Eun Haeng (EXO-Kai) üniversiteden mezun olmasının üzerinden beş yıl geçmiş olmasına rağmen işsiz bir genç. Eun Haeng Korece'de banka anlamına geliyor ve dizide buna gönderme yapıyorlar. Sürekli iş aramakta olan Eun Haeng annesine karşı kendini çok mahcup hisseder ve iş bulduğuna güzel bir bankada çalıştığına dair yalan söyler. 


Ha Cho-Co ise küçüklüğünden beri yapmak istediği çikolatacılık mesleğini yapan ama günlerce dükkanına dükkan sahibinin dışında kimsenin uğramadığı, böyle giderse işini bırakmak zorunda kalacağını bilen ama asla pes etmeyen bir kızdır. 


Bir gün bu umutsuz ikilinin yolları çakışır ve Eun Haeng çikolata dükkanına gelen müşterilere finansal bilgi vermek üzere işe başlar. Bundan sonra dükkan müşterilerle dolup taşar ve ikisi de karlı çıkarlar. 

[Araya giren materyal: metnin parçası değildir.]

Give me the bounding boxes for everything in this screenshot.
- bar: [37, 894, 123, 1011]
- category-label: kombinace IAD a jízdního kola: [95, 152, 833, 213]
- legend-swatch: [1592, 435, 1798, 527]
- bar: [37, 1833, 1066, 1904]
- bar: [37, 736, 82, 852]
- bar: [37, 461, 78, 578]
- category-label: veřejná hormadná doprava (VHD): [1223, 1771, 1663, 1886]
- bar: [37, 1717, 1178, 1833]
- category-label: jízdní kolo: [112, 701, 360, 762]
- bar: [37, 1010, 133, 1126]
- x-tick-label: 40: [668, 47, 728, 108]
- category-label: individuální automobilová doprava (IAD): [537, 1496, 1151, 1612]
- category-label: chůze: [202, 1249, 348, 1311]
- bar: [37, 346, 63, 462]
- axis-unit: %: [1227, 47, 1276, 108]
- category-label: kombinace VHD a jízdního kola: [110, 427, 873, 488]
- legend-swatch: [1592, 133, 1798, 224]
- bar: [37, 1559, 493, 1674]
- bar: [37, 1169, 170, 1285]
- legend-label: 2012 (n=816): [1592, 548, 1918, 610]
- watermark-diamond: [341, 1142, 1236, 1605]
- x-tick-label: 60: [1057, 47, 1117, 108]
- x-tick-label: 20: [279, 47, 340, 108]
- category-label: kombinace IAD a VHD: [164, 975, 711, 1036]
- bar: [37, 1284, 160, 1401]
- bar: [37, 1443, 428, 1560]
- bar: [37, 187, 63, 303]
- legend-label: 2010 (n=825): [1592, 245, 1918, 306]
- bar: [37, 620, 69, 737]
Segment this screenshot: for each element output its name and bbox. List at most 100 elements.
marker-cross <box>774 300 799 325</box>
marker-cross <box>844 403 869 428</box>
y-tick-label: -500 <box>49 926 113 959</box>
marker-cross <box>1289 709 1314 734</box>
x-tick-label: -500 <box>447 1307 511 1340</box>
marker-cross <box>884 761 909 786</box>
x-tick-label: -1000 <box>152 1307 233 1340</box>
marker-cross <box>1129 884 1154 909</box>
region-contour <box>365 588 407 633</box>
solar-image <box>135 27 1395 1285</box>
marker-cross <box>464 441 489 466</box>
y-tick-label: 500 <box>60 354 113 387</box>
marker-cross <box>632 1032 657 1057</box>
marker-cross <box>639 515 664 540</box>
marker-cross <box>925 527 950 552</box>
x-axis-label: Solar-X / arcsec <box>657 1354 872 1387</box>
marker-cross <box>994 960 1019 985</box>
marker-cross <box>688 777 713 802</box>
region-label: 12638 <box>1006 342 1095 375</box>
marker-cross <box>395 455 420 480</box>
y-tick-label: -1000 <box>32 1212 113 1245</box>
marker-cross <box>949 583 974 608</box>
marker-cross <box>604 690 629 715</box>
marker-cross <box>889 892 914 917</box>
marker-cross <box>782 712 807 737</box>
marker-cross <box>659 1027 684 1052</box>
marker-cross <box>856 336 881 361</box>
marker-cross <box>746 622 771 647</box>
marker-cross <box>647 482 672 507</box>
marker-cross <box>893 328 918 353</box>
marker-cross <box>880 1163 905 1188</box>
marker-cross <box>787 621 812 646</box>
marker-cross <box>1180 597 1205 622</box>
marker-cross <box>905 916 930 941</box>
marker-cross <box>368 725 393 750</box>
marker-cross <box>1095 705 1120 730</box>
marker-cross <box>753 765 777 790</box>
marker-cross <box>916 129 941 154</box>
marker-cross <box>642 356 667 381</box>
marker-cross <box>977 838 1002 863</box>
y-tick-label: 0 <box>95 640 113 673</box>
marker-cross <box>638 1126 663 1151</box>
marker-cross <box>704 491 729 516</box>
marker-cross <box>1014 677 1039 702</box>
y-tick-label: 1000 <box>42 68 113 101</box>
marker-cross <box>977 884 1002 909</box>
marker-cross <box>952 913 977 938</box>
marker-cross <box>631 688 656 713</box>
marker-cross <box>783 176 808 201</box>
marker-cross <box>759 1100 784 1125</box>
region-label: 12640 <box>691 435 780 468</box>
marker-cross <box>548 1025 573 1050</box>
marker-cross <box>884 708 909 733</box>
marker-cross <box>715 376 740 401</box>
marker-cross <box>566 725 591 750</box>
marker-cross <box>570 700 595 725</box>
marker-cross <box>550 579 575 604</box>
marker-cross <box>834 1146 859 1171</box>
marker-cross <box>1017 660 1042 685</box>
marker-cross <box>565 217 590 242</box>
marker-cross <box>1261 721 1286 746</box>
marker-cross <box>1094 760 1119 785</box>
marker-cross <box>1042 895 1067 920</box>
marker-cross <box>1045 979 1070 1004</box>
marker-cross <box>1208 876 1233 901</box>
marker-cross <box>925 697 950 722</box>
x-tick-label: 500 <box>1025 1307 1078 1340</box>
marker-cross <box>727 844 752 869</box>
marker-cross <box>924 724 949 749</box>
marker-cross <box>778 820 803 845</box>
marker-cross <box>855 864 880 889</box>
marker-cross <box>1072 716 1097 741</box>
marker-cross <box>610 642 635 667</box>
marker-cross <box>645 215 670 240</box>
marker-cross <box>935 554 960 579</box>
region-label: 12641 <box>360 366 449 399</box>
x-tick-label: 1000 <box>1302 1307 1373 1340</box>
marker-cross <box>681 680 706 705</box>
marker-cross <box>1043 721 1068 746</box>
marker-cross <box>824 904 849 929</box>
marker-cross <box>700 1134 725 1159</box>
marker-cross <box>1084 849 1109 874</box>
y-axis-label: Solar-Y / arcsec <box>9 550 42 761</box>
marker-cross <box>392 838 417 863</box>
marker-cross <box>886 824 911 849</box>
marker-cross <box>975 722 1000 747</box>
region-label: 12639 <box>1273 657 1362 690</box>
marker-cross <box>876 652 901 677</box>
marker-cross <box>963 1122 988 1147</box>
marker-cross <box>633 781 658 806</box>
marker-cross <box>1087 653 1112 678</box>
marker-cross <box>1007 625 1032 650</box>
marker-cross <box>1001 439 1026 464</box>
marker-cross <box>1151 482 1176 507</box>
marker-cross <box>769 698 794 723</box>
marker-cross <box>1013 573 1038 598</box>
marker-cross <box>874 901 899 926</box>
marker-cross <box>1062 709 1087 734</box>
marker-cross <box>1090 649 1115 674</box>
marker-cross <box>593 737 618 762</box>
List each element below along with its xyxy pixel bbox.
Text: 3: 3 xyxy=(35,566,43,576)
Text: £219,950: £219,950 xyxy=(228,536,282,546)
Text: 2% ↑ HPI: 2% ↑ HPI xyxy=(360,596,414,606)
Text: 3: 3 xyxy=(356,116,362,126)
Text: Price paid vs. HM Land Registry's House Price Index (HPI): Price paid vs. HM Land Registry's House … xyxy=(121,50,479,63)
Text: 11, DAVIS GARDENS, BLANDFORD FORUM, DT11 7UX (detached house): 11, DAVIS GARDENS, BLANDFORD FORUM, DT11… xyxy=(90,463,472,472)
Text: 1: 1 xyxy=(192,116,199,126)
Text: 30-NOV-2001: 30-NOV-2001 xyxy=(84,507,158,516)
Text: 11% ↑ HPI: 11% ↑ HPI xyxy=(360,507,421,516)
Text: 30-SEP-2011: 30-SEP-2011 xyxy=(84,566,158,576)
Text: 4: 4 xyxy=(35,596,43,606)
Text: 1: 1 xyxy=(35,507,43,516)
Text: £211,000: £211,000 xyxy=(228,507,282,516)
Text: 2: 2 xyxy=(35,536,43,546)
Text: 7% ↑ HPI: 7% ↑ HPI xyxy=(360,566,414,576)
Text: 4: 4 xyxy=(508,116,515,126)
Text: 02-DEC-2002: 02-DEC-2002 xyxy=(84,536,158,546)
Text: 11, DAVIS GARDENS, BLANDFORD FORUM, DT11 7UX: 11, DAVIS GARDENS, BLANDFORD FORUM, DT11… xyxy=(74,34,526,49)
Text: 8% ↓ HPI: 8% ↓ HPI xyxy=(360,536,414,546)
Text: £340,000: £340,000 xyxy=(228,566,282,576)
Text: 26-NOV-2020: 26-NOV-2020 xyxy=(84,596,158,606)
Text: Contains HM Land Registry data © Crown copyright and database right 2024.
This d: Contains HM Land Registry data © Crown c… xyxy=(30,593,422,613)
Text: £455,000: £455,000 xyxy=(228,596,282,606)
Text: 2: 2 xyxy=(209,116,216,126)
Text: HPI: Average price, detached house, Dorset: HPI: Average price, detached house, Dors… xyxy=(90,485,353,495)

Bana kalırsa sanki bu dizi halkı finansal anlamda ve internet bankacılığı hakkında bilgilendirmek için yapılmış. Teknoloji ne kadar gelişmiş ya diyorsunuz izlerken.:D 

Çok beğenerek izlemedim ama izlenebilir bir dizi. Kızın kıskançlıkları beni sinir etse de çok kötü diyemeyeceğim. 10 üzerinden 4 verirdim.




RUBY RUBY LOVE



   Zaman zaman bir şeylere taktığımı biliyorsunuz. Geçen ay lise konulu dizi ve filmlere takmışken bu ay Kore mini dizilerine takmış bulunuyorum. Konu itibariyle geneli aynı olsa da, sonunu dizinin ilk iki dakikasında tahmin etsem de yine de izlemeyi seviyorum. 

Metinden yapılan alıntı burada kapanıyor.